Cancer Gene Ther. 2008 Aug;15(8):543-52. doi: 10.1038/cgt.2008.7. Epub 2008 Mar 7.
Targeted gene delivery for induced apoptosis of transitional cell carcinomas was carried out in vivo in mice via utilization of the murine cyclooxygenase type 2 (Cox-2) promoter (Tis10). MB49 cells, which constitutively overexpress Cox-2 like numerous other carcinomas, selectively expressed delivered genes that utilized this transcriptional control element. The products of the delivered genes were artificially inducible forms of caspases 3 and 9, which remained inactive until a chemical inducer of dimerization was later injected intraperitoneally. The genes were delivered intravesically as plasmids complexed with poly(ethylenimine). Significant improvements, in the form of reduced bladder mass, reduced tumor volume, anti-angiogenesis and inhibition of tumor growth were seen versus untreated or unactivated controls. In some instances, tumors were seen to go into complete remission. There were no apparent bystander effects associated with the treatments. This targeted gene therapy regimen could have wide applicability to numerous cancers due to constitutive overexpression of Cox-2.

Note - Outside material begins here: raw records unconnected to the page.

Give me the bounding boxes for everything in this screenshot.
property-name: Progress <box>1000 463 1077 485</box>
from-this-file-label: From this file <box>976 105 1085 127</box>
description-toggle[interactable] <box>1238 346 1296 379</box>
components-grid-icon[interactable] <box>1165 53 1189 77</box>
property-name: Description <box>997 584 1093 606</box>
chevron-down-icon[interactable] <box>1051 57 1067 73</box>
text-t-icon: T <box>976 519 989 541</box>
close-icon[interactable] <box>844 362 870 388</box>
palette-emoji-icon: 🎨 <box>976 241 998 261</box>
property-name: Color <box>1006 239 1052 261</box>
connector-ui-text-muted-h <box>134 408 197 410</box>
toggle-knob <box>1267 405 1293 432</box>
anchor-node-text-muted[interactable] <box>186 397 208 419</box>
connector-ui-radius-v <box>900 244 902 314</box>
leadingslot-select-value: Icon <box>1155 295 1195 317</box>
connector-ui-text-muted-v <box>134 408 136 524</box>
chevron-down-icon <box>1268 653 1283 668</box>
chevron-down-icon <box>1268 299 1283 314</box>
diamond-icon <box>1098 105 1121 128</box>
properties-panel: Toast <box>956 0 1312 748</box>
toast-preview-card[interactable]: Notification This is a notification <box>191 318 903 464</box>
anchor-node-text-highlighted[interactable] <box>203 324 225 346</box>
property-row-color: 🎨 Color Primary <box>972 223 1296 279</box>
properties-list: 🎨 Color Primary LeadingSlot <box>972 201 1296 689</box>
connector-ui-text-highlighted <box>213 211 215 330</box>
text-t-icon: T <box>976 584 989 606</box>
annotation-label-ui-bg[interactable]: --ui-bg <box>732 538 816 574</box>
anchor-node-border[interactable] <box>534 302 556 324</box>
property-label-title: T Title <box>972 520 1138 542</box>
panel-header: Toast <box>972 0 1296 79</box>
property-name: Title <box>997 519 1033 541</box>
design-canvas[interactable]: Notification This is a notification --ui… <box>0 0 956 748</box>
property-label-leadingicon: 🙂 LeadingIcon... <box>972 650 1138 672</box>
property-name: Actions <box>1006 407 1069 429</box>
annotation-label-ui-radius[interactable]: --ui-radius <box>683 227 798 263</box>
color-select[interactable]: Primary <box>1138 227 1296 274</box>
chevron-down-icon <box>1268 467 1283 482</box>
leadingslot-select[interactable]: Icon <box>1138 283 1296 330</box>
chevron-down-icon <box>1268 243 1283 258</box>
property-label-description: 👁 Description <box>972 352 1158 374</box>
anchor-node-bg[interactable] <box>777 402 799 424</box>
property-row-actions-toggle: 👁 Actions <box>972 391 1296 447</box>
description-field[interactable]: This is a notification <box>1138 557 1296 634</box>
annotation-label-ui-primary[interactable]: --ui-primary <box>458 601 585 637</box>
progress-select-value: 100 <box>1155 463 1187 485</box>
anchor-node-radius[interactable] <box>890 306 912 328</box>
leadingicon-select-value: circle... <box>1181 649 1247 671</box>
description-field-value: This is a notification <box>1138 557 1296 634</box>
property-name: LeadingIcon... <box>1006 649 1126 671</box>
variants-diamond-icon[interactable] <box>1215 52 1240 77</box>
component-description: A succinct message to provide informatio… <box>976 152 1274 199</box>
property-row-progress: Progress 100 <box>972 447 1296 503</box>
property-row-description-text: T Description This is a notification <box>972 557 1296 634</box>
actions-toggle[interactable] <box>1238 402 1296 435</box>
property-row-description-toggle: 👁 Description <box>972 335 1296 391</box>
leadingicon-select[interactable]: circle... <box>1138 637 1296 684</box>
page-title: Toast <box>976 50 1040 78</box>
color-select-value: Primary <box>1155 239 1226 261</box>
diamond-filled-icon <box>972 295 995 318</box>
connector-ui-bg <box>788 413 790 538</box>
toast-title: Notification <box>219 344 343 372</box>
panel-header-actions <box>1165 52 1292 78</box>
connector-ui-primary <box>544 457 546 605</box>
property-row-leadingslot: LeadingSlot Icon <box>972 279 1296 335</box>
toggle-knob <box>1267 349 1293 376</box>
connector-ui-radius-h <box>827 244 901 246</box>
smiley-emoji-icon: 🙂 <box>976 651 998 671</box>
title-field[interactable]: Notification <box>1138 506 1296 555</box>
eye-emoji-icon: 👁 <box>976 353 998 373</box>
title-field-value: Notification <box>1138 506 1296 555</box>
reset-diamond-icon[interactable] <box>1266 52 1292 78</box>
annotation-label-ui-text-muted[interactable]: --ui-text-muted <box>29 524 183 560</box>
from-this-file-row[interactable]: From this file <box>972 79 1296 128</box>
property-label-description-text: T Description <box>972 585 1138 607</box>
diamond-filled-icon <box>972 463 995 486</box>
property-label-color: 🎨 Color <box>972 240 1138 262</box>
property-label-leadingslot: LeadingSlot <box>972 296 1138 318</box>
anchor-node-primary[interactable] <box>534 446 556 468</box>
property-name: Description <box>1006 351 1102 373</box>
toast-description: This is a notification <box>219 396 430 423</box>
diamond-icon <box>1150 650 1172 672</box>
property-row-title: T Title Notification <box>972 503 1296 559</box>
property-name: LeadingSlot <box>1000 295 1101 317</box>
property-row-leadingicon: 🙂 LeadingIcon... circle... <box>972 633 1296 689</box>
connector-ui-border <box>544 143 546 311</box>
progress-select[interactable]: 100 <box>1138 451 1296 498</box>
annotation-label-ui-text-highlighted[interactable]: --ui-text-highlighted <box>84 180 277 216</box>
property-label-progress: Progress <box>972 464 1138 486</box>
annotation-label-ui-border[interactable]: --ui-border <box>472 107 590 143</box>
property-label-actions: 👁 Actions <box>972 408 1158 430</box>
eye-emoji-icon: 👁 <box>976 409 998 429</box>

通过利用小鼠环氧化酶2型(Cox-2)启动子(Tis10),在小鼠体内对移行细胞癌进行靶向基因递送以诱导细胞凋亡。MB49细胞像许多其他癌症一样组成性过表达Cox-2,选择性地表达利用这种转录控制元件的递送基因。递送基因的产物是半胱天冬酶3和9的人工可诱导形式,在后来腹腔注射二聚化化学诱导剂之前一直保持无活性。基因以与聚乙烯亚胺复合的质粒形式经膀胱内递送。与未治疗或未激活的对照相比,观察到膀胱质量减轻、肿瘤体积减小、抗血管生成和肿瘤生长抑制等显著改善。在某些情况下,肿瘤完全缓解。治疗未观察到明显的旁观者效应。由于Cox-2的组成性过表达,这种靶向基因治疗方案可能广泛适用于多种癌症。